AARP Hearing Center
Denise Brown already has bought the gin and the chocolate.
It's part of her parents’ wish to stay comfortable in the time of coronavirus.
They don't have COVID-19. But they're 88 and 85, so death is not outside the realm of possibility. And their caregiver daughter wants to have a plan.
'Every worry has a plan'
"I like to say, every worry has a plan,” says Brown, who lives 10 minutes from her parents in the Chicago area. “And if we're making plans, we're in action. And that makes us feel like something is within our control during a situation that's very much out of our control."
Brown, an author, speaker and founder of Caregiving.com, is one of millions of caregivers dealing with the uncertainty and fear of harm amid the COVID-19 pandemic. She hears from families who are terrified that they will somehow expose their older relatives to the virus and cause them to get sick.
Some feel constrained about leaving the house for fear they will bring the virus back home with them. Others are now reluctant to allow home health aides into their homes for the same reason.
"I know I can do everything within my power, and something can still happen that I don't want to happen,” Brown says. “I think it's trying to find that place where you say, ‘I think I've done everything’ and still not have regrets that you could have done more.
"That's the big question for us, right? Could I have done more?” she asks.
The real dangers
Swati Gaur, M.D., a geriatrician in Gainesville, Georgia, understands the anxiety — and the risks.
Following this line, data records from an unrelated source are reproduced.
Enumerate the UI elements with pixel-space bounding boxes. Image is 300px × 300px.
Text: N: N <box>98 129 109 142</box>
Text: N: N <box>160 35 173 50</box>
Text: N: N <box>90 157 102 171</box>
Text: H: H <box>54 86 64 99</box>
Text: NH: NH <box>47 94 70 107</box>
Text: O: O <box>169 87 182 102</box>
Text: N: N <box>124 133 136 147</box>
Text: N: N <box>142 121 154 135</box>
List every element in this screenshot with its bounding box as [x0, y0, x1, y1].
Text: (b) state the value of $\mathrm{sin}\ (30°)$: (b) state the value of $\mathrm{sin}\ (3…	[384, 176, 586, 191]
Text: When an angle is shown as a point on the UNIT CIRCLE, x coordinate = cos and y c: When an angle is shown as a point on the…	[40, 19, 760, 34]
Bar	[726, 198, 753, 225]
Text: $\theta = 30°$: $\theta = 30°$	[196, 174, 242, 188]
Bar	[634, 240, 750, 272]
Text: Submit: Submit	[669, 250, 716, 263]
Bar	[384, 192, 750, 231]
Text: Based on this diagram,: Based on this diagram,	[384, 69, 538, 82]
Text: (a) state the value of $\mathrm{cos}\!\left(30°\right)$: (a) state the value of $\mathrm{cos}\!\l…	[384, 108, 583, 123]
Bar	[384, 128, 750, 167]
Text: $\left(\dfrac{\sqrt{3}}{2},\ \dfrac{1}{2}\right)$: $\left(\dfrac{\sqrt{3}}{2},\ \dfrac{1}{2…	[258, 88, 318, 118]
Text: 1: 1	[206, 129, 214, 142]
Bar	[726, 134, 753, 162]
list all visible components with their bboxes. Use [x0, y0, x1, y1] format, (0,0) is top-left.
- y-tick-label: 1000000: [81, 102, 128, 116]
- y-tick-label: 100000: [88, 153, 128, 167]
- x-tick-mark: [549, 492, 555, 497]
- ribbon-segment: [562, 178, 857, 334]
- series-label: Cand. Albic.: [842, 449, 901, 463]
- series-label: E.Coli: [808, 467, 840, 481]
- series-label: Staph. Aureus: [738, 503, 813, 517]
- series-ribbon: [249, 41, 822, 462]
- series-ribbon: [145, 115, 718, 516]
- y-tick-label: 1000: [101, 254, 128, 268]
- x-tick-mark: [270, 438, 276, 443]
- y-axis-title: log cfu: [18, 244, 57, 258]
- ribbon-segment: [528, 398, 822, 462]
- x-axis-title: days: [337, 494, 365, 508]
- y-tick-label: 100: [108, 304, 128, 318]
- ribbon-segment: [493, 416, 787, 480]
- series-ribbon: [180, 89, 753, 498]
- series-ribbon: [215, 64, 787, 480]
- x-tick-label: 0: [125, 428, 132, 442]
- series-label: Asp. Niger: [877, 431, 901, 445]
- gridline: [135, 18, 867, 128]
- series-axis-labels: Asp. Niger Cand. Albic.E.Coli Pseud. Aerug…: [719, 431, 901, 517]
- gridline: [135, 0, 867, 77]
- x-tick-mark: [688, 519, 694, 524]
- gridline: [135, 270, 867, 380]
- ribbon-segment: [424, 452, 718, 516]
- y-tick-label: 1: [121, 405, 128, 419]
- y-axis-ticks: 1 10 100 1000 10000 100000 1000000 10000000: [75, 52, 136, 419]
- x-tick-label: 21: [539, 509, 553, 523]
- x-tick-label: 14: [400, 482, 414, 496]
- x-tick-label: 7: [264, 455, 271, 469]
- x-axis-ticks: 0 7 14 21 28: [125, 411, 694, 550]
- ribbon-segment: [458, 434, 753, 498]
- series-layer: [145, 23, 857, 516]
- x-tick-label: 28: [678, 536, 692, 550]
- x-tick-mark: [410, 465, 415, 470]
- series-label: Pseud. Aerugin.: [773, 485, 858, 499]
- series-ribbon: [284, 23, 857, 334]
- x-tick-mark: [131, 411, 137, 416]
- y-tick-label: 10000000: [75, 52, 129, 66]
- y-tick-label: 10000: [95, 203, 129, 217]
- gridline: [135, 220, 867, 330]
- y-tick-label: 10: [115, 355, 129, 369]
The real danger is that we're dealing with a deadly disease, she says.
"In people 80 years or over, what we are seeing is the case fatality rate is about 18 percent, and that is 1 in 5,” says Gaur, medical director of New Horizons Nursing Facilities with the Northeast Georgia Health System. She is the chief executive officer of Care Advances Through Technology, a technology innovation company, and also works on a national infection advisory committee that's knee-deep in analyzing COVID-19 and advising people about how to handle it.
Caregivers can do several practical things, she says, and you've probably heard them: Wash your hands, keep several feet from people, keep away from crowds and protect older people in their homes.